E’ davvero un perimetro difficile quello che si trova a vivere il comparto italiano ortofrutticolo, il secondo per produzione nell’Unione Europea. Tante le minacce sul piano internazionale e dunque per le nostre esportazione che nel corso del 2019 sono crollate del 4% per la frutta e del 2% per gli ortaggi attestandosi a 4,5 miliardi di euro. In Cina dopo il boom degli ultimi anni degli agrumi e dei kiwi le cose stanno velocemente cambiando in peggio. Facilmente immaginabili i ritardi e le lungaggini richieste alla logistica sul territorio cinese anche per via del coronavirus ma la Coldiretti denuncia anche una vistosa incongruenza di base nelle relazioni agroalimentari Italia-Cina.
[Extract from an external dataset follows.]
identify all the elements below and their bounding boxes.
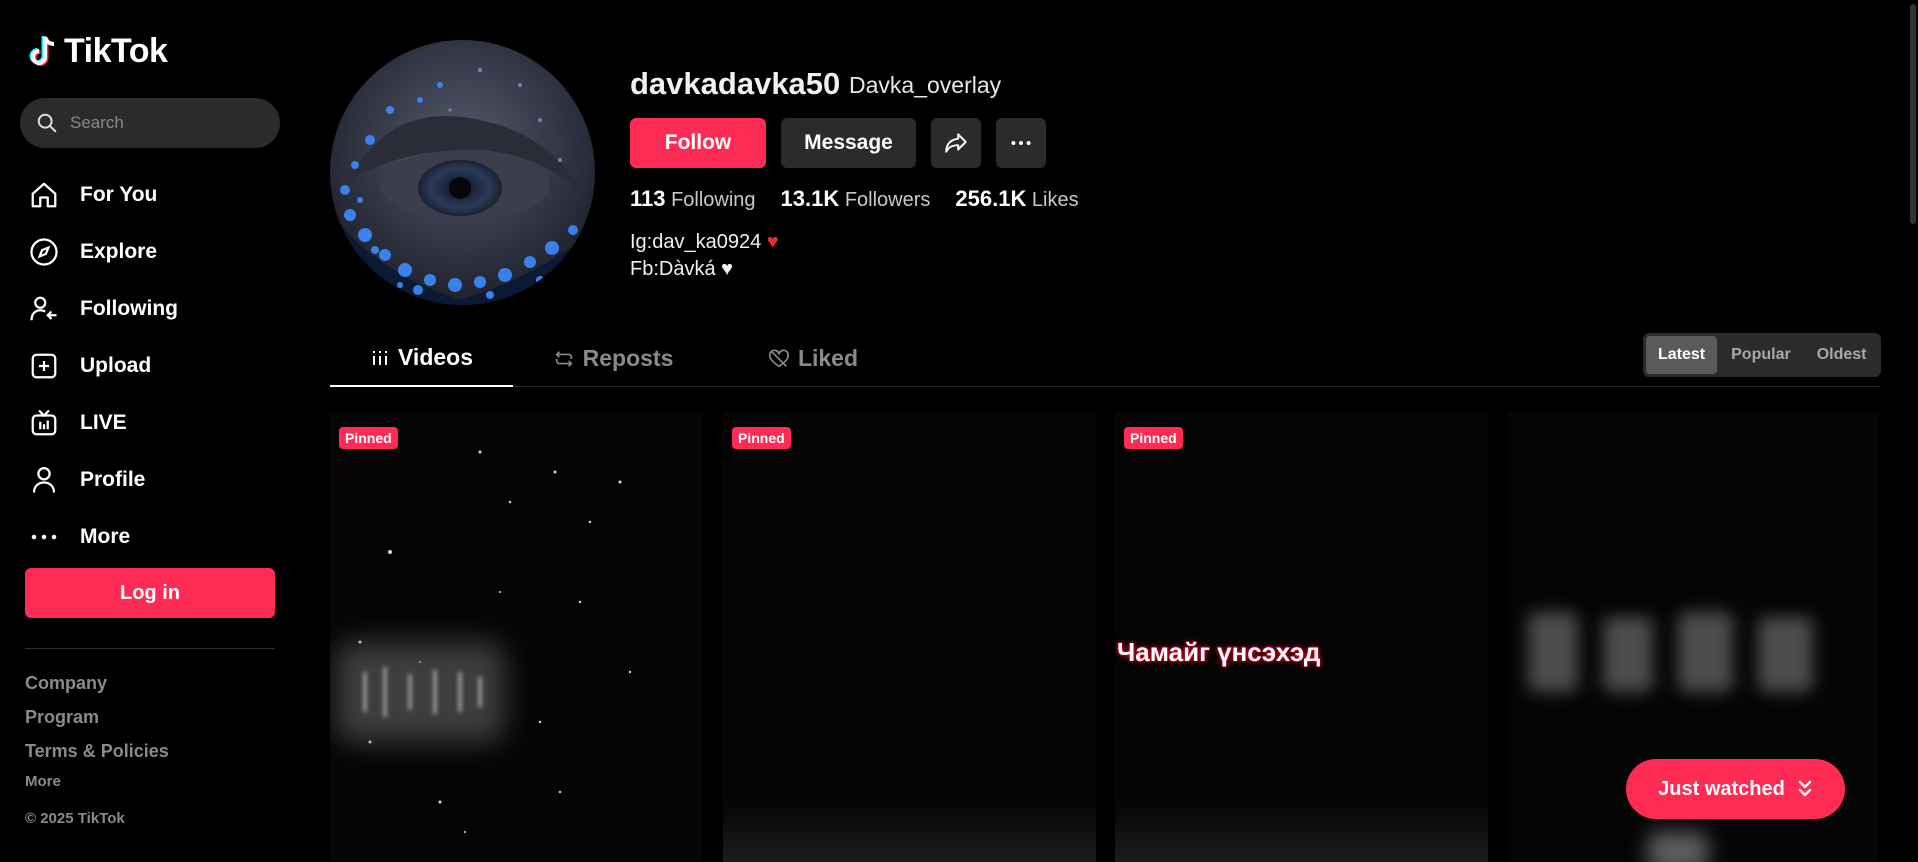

I cinesi esportano pere e mele nel Belpaese nonostante problemi di patogeni frutticoli che stanno mettendo in difficoltà tante nostre produzioni nazionali e che potenzialmente posso provenire anche dalla Cina. I nostri prodotti sono, invece, bloccati in Cina per verifiche fitosanitarie. Una evidente disparità commerciale che il governo Conte II è chiamato a risolvere.
A ciò si aggiungono i pericoli dei ritardi doganali alle frontiere britanniche oltre agli eventuali dazi che il Regno Unito potrebbe applicare nei confronti delle merci italiane a seguito della Brexit. La fuoriuscita del Regno Unito dall’Unione europea potrebbe danneggiare l’ortofrutta italiana per via dei ritardi nelle forniture e dei costi più elevati e, cosa ancor più grave, essere sostituita nel tempo da altri paesi, nostri competitor che, grazie ad accordi già in essere con Londra, risultano in tal modo privilegiati.
Se alle novità cinesi e alla Brexit aggiungiamo i dazi statunitensi decisi dal presidente Trump e il prosieguo dell’embargo russo il quadro che si delinea è quello di un perimetro davvero molto preoccupante per il nostro export ortofrutticolo.